LESSON 69 - RESEARCH METHODOLOGY: SECTION 3.9: ETHICAL CONSIDERATIONS WHILE CONDUCTING RESEARCH

Ethical considerations sit at the center of research practice because social-science studies depend on human participants who answer instruments and share personal information. In this section of a research proposal, ethics are defined as norms—written or unwritten—that separate acceptable from unacceptable behavior. Applied to research, ethics become the standards guiding how a study is conducted and how findings are disseminated, including what participants can expect from researchers and what researchers must expect from participants.

Section 3.9 frames ethics as a set of principles researchers should apply to ensure their work remains acceptable. The lesson lists key ethical principles and links each to concrete responsibilities. Beneficence requires that research be carried out only when it offers real benefit—such as contributing to knowledge or improving services and treatment. If a proposed study has no meaningful benefit, it is treated as unethical, which connects back to the proposal’s “significance of the study” requirement.
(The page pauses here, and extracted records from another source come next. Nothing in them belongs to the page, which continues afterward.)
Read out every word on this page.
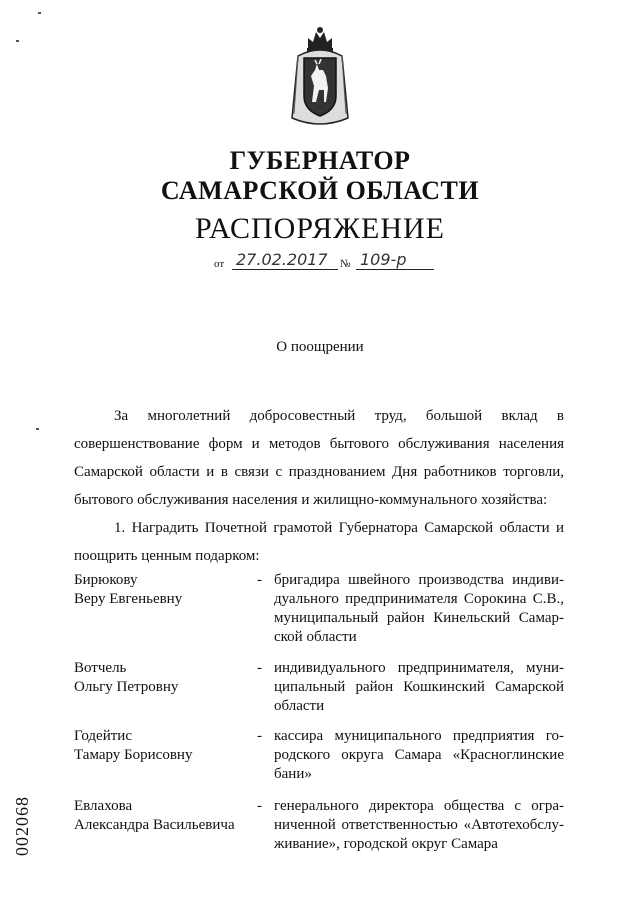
ГУБЕРНАТОР
САМАРСКОЙ ОБЛАСТИ
РАСПОРЯЖЕНИЕ
от 27.02.2017	№ 109-р
О поощрении
За многолетний добросовестный труд, большой вклад в
совершенствование форм и методов бытового обслуживания населения
Самарской области и в связи с празднованием Дня работников торговли,
бытового обслуживания населения и жилищно-коммунального хозяйства:
1. Наградить Почетной грамотой Губернатора Самарской области и
поощрить ценным подарком:
Бирюкову
Веру Евгеньевну
- бригадира швейного производства индиви-
дуального предпринимателя Сорокина С.В.,
муниципальный район Кинельский Самар-
ской области
Вотчель
Ольгу Петровну
- индивидуального предпринимателя, муни-
ципальный район Кошкинский Самарской
области
Годейтис
Тамару Борисовну
- кассира муниципального предприятия го-
родского округа Самара «Красноглинские
бани»
Евлахова
Александра Васильевича
- генерального директора общества с огра-
ниченной ответственностью «Автотехобслу-
живание», городской округ Самара
002068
Autonomy emphasizes participants’ self-rule. Researchers must disclose relevant information before participation so individuals can make a free choice. In practice, this means obtaining informed consent—participants sign voluntarily, without coercion, and researchers should not question their decision to participate or not.

Non-maleficence adds a strict duty to avoid harm. Harm can be physiological, emotional, social, or economic; for example, collecting data might cost someone their job. Researchers must therefore minimize unnecessary risks and ensure participation does not impose avoidable damage.

Justice (fairness) requires equal and appropriate treatment of participants. If resources are allocated—such as money for participation—those allocations must go to the right people and in the correct amounts.

Truthfulness and honesty require researchers to keep promises and avoid deception. That includes not fabricating, falsifying, or misrepresenting data, and not misleading participants or sponsors about compensation or other study conditions.

Privacy and confidentiality are treated as distinct. Privacy respects limited access to a person’s thoughts and feelings; participants may refuse to answer certain questions. Confidentiality concerns control over information disclosure, while anonymity ensures that identities cannot be linked to responses. The lesson also stresses protection of vulnerable groups, including children, the elderly, and people who are sick or dealing with specific diseases—requiring extra care in consent and safeguarding the information they provide.

Beyond participant protection, the lesson flags an often overlooked ethical requirement: researchers should only accept studies when they have the skills and competencies to carry them out. If expertise is lacking, it is better to collaborate with a qualified colleague than to proceed and risk poor or harmful fieldwork.

Finally, carefulness and respect for intellectual property means giving proper credit and avoiding plagiarism. For Section 3.9, researchers do not need to list every ethical principle; instead, they should select three to five principles that match their specific research problem and clearly state how those principles will be upheld to protect participants.